7) Fenomena fajar ( dawn phenomenon) adalah hiperglikemia pada pagi hari (
antara jam 5 dan 9 pagi) yang tampaknya disebabkan oleh peningkatan sirkadian kadar
glukosa di pada pagi hari. Fenomena ini dapat dijumpai pada pengidap diabetes Tipe I
atau Tipe II. Hormone-hormon yang memperlihatkan variasi sirkadian pada pagi hari
adalah kortisol dan hormon pertumbuhan, dimana dan keduanya merangsang
glukoneogenesis. Pada pengidap diabetes Tipe II, juga dapat terjadi di pagi hari, baik
sebagai variasi sirkadian normal maupun atau sebagai respons terhadap hormone
pertumbuhan atau kortisol. (Elizabeth J Corwin, 2009)
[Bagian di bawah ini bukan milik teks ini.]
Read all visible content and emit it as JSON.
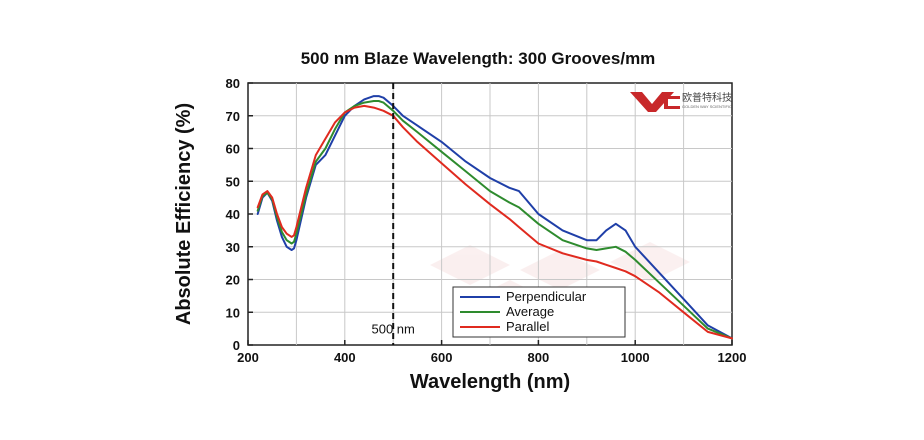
{
  "chart_data": {
    "type": "line",
    "title": "500 nm Blaze Wavelength: 300 Grooves/mm",
    "xlabel": "Wavelength (nm)",
    "ylabel": "Absolute Efficiency (%)",
    "xlim": [
      200,
      1200
    ],
    "ylim": [
      0,
      80
    ],
    "xticks": [
      200,
      400,
      600,
      800,
      1000,
      1200
    ],
    "yticks": [
      0,
      10,
      20,
      30,
      40,
      50,
      60,
      70,
      80
    ],
    "grid": true,
    "legend_position": "bottom-center",
    "annotation": {
      "x": 500,
      "label": "500 nm"
    },
    "series": [
      {
        "name": "Perpendicular",
        "color": "#1f3fa8",
        "x": [
          220,
          230,
          240,
          250,
          260,
          270,
          280,
          290,
          295,
          300,
          320,
          340,
          360,
          380,
          400,
          420,
          440,
          460,
          470,
          480,
          500,
          520,
          550,
          600,
          650,
          700,
          740,
          760,
          800,
          850,
          900,
          920,
          940,
          960,
          980,
          1000,
          1050,
          1100,
          1150,
          1200
        ],
        "y": [
          40,
          45,
          46.5,
          44,
          38,
          33,
          30,
          29,
          29.5,
          32,
          45,
          55,
          58,
          64,
          70,
          73,
          75,
          76,
          76,
          75.5,
          73,
          70,
          67,
          62,
          56,
          51,
          48,
          47,
          40,
          35,
          32,
          32,
          35,
          37,
          35,
          30,
          22,
          14,
          6,
          2
        ]
      },
      {
        "name": "Average",
        "color": "#2e8b2e",
        "x": [
          220,
          230,
          240,
          250,
          260,
          270,
          280,
          290,
          295,
          300,
          320,
          340,
          360,
          380,
          400,
          420,
          440,
          460,
          470,
          480,
          500,
          520,
          550,
          600,
          650,
          700,
          740,
          760,
          800,
          850,
          900,
          920,
          940,
          960,
          980,
          1000,
          1050,
          1100,
          1150,
          1200
        ],
        "y": [
          41,
          45.5,
          46.5,
          44.5,
          39,
          34.5,
          32,
          31,
          31.5,
          34,
          46,
          56,
          60,
          66,
          71,
          73,
          74,
          74.5,
          74.5,
          74,
          71.5,
          68.5,
          65,
          59,
          53,
          47,
          43.5,
          42,
          37,
          32,
          29.5,
          29,
          29.5,
          30,
          28.5,
          26,
          19,
          12,
          5,
          2
        ]
      },
      {
        "name": "Parallel",
        "color": "#e02a1f",
        "x": [
          220,
          230,
          240,
          250,
          260,
          270,
          280,
          290,
          295,
          300,
          320,
          340,
          360,
          380,
          400,
          420,
          440,
          460,
          470,
          480,
          500,
          520,
          550,
          600,
          650,
          700,
          740,
          760,
          800,
          850,
          900,
          920,
          940,
          960,
          980,
          1000,
          1050,
          1100,
          1150,
          1200
        ],
        "y": [
          42,
          46,
          47,
          45,
          40,
          36,
          34,
          33,
          33.5,
          36,
          48,
          58,
          63,
          68,
          71,
          72.5,
          73,
          72.5,
          72,
          71.5,
          70,
          66.5,
          62,
          55.5,
          49,
          43,
          38.5,
          36,
          31,
          28,
          26,
          25.5,
          24.5,
          23.5,
          22.5,
          21,
          16,
          10,
          4,
          2
        ]
      }
    ]
  },
  "logo": {
    "name_cn": "欧普特科技",
    "name_en": "GOLDEN WAY SCIENTIFIC",
    "color": "#c8282a"
  }
}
5. Patofisiologi DM Tipe II
Patogenesis diabetes melitus Tipe II ditandai dengan adanya resistensi insulin
perifer, gangguan “hepatic glucose production (HGP)”, dan penurunan fungsi cell β,
yang akhirnya akan menuju ke kerusakan total sel β. Mula-mula timbul resistensi
insulin yang kemudian disusul oleh peningkatan sekresi insulin untuk mengkompensasi
retensi insulin itu agar kadar glukosa darah tetap normal. Lama kelamaan sel beta tidak
akan sanggup lagi mengkompensasi retensi insulin hingga kadar glukosa darah
meningkat dan fungsi sel beta makin menurun saat itulah diagnosis diabetes ditegakkan.
Ternyata penurunan fungsi sel beta itu berlangsung secara progresif sampai akhirnya
sama sekali tidak mampu lagi mengsekresi insulin.( FKUI,2011 )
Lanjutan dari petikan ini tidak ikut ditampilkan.